Abstract The Cardenas Basalt, a 300-m-thick flow sequence, occurs in the middle of the 4000-m-thick Proterozoic sedimentary sequence in the Grand Canyon. It consists of a 100-m-thick lower member composed of about six, poorly exposed, coarsely ophitic pahoehoe flows of olivine basalt. In contrast, the upper member, 200 m thick, comprises four to six, resistant, aphyric, intersertal to intergranular flows that range from quartz tholeiite to tholeiitic andesite (icelandite). Petrographically, mafic intrusions exposed throughout the Inner Gorge of the Grand Canyon are similar to the lower member. Newly acquired RbSr isotopic data, in combination with those previously available, define a well-constrained isochron (10 points) at 1103±66 Ma. This date is concordant with a RbSr date from one of the mafic intrusions, supporting the conclusion that the Grand Canyon mafic magmatic episode occurred ∼ 1.1 Ga. The magma that fed both the intrusions and the lower member appears to have been principally derived from a slightly enriched mantle source.

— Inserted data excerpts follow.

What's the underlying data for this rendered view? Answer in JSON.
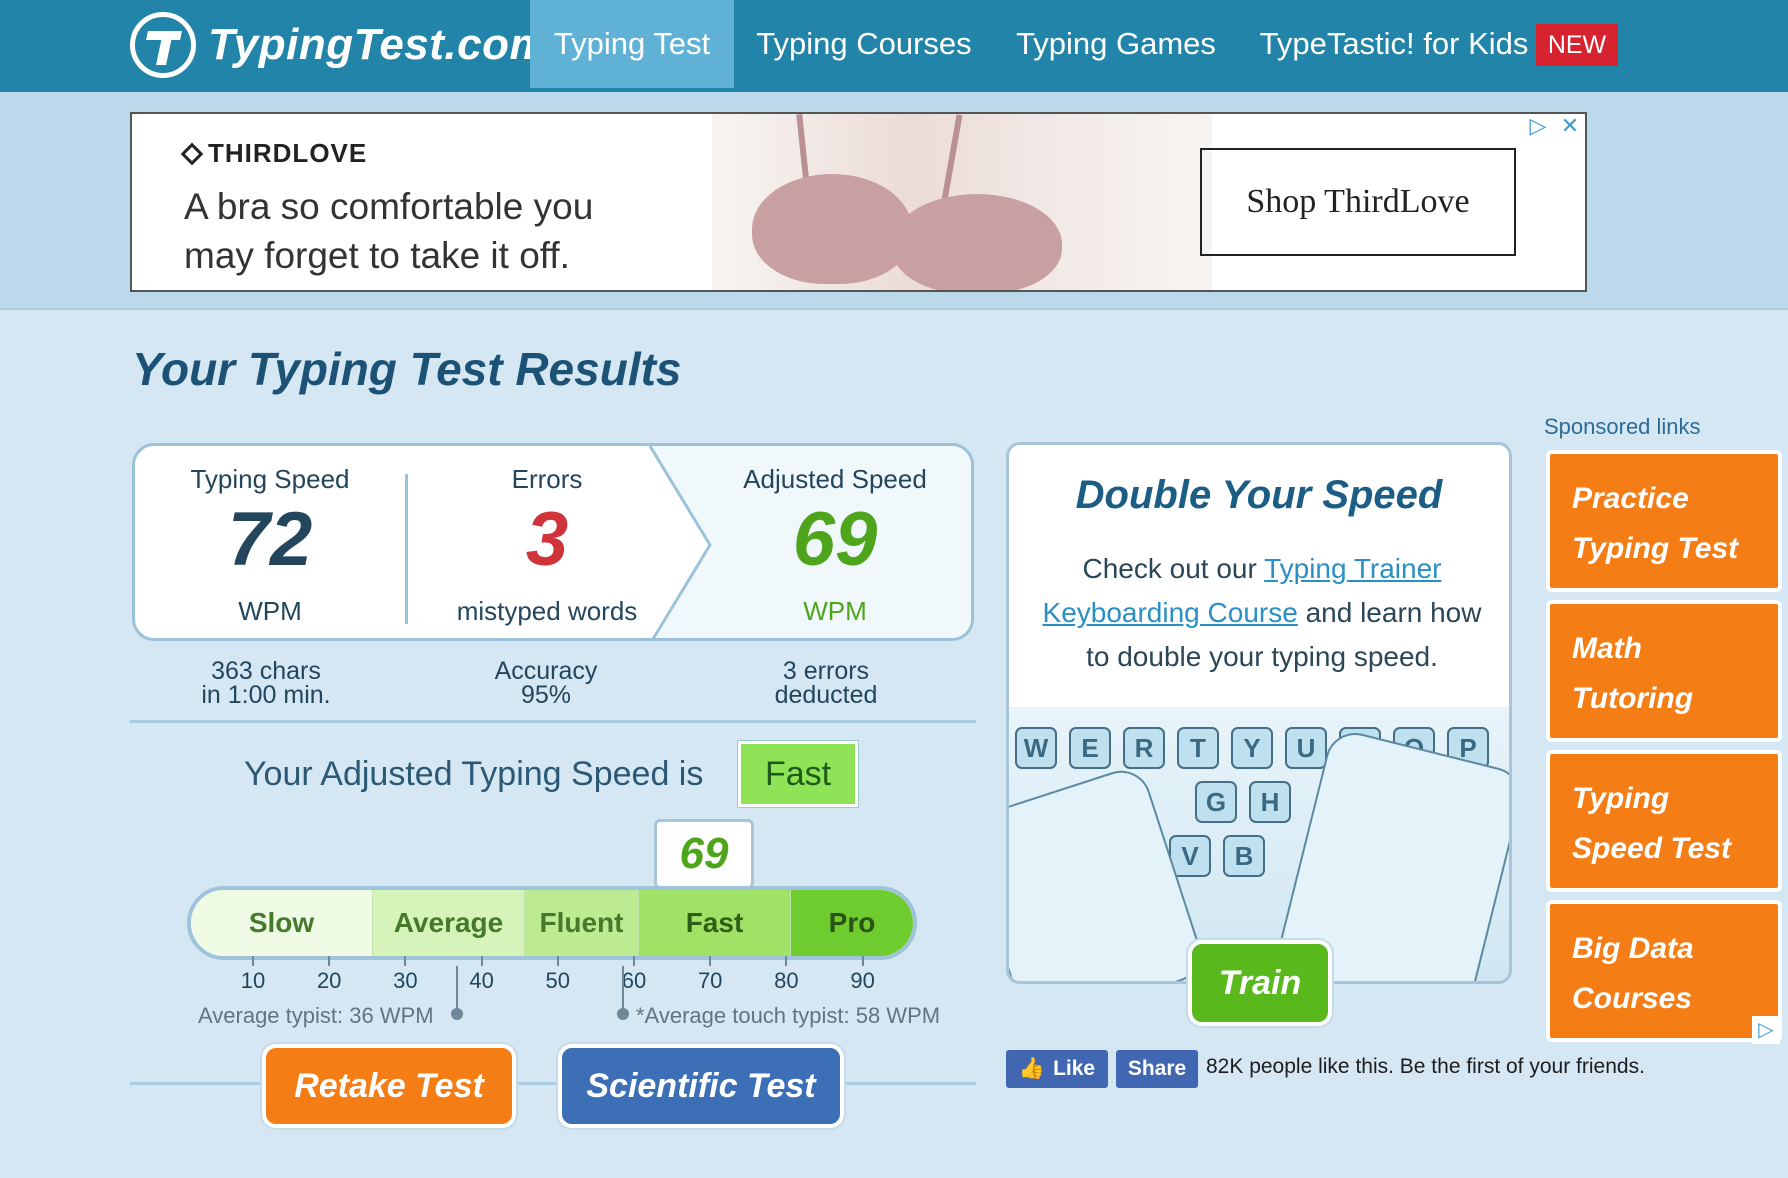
{
  "header": {
    "logo_text": "TypingTest.com",
    "nav": [
      {
        "label": "Typing Test",
        "active": true
      },
      {
        "label": "Typing Courses"
      },
      {
        "label": "Typing Games"
      },
      {
        "label": "TypeTastic! for Kids"
      }
    ],
    "new_badge": "NEW"
  },
  "ad": {
    "brand": "THIRDLOVE",
    "copy_line1": "A bra so comfortable you",
    "copy_line2": "may forget to take it off.",
    "cta": "Shop ThirdLove",
    "adchoices_icon": "adchoices-icon",
    "close_icon": "close-icon"
  },
  "results": {
    "title": "Your Typing Test Results",
    "speed": {
      "caption": "Typing Speed",
      "value": "72",
      "unit": "WPM",
      "detail1": "363 chars",
      "detail2": "in 1:00 min."
    },
    "errors": {
      "caption": "Errors",
      "value": "3",
      "unit": "mistyped words",
      "detail1": "Accuracy",
      "detail2": "95%"
    },
    "adjusted": {
      "caption": "Adjusted Speed",
      "value": "69",
      "unit": "WPM",
      "detail1": "3 errors",
      "detail2": "deducted"
    },
    "adjusted_label": "Your Adjusted Typing Speed is",
    "adjusted_badge": "Fast",
    "marker_value": "69",
    "scale_segments": [
      {
        "label": "Slow",
        "color": "#effbe4"
      },
      {
        "label": "Average",
        "color": "#d6f3b9"
      },
      {
        "label": "Fluent",
        "color": "#bdeb92"
      },
      {
        "label": "Fast",
        "color": "#9fe265"
      },
      {
        "label": "Pro",
        "color": "#6fcc2f"
      }
    ],
    "ticks": [
      "10",
      "20",
      "30",
      "40",
      "50",
      "60",
      "70",
      "80",
      "90"
    ],
    "average_note": "Average typist: 36 WPM",
    "touch_note": "*Average touch typist: 58 WPM",
    "retake_label": "Retake Test",
    "scientific_label": "Scientific Test"
  },
  "promo": {
    "title": "Double Your Speed",
    "text_before": "Check out our ",
    "link_text": "Typing Trainer Keyboarding Course",
    "text_after": " and learn how to double your typing speed.",
    "train_label": "Train",
    "keys_top": [
      "W",
      "E",
      "R",
      "T",
      "Y",
      "U",
      "I",
      "O",
      "P"
    ],
    "keys_mid": [
      "G",
      "H"
    ],
    "keys_bot": [
      "V",
      "B"
    ]
  },
  "social": {
    "like": "Like",
    "share": "Share",
    "text": "82K people like this. Be the first of your friends."
  },
  "sponsored": {
    "label": "Sponsored links",
    "links": [
      {
        "line1": "Practice",
        "line2": "Typing Test"
      },
      {
        "line1": "Math",
        "line2": "Tutoring"
      },
      {
        "line1": "Typing",
        "line2": "Speed Test"
      },
      {
        "line1": "Big Data",
        "line2": "Courses"
      }
    ]
  },
  "colors": {
    "header": "#2384aa",
    "speed": "#23465c",
    "errors": "#d0333a",
    "adjusted": "#4ea51c",
    "orange": "#f57d16",
    "blue": "#3d6fb7",
    "green": "#59b91c"
  }
}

Subsequently, this magma underwent ∼ 20% fractionation of olivine and, possibly, minor assimilation of continental crust. Differences in SiO2, A12O3, TiO2, and P2O5 contents between the lower member and intrusions, apparently reflect heterogeneities in the mantle source, or different degrees of melting and/or crustal assimilation. The quartz-tholeiite magma of the upper member apparently resulted from more-extensive fractionation and crustal contamination of a mantle-derived magma. After its formation, this magma underwent further fractionation to produce, tholeiitic andesite (icelandite).